Quelles critiques pourrait-on faire à ce texte ?

Bien sûr, le « bémol » c’est que l’obligation de voter un plan pluriannuel de travaux, qui a été retoquée par le Conseil d’État, ne figure pas dans l’ordonnance, alors que c’était l’une des mesures phares du projet annoncé. Sur la forme, nous aurions pu espérer que l’ordonnance ne soit pas qu’un toilettage de la loi de 1965, le législateur s’étant contenté de rajouter du texte sur les textes sans véritable refonte.

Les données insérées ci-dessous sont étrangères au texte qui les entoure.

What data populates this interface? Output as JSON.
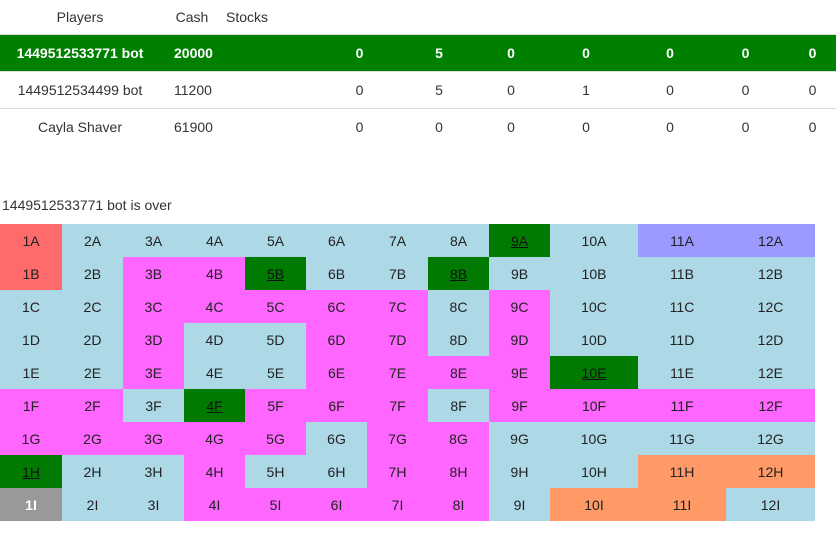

Par ailleurs, il faut être attentif aux décrets d’application, qui vont expliciter les aspects pratiques et concrets de l’ordonnance, comme par exemple donner le montant plafond des honoraires du syndic et mettre à jour le décret de 1967. On peut cependant se féliciter de la volonté du législateur qui transparaît dans ce texte d’améliorer le fonctionnement des copropriétés.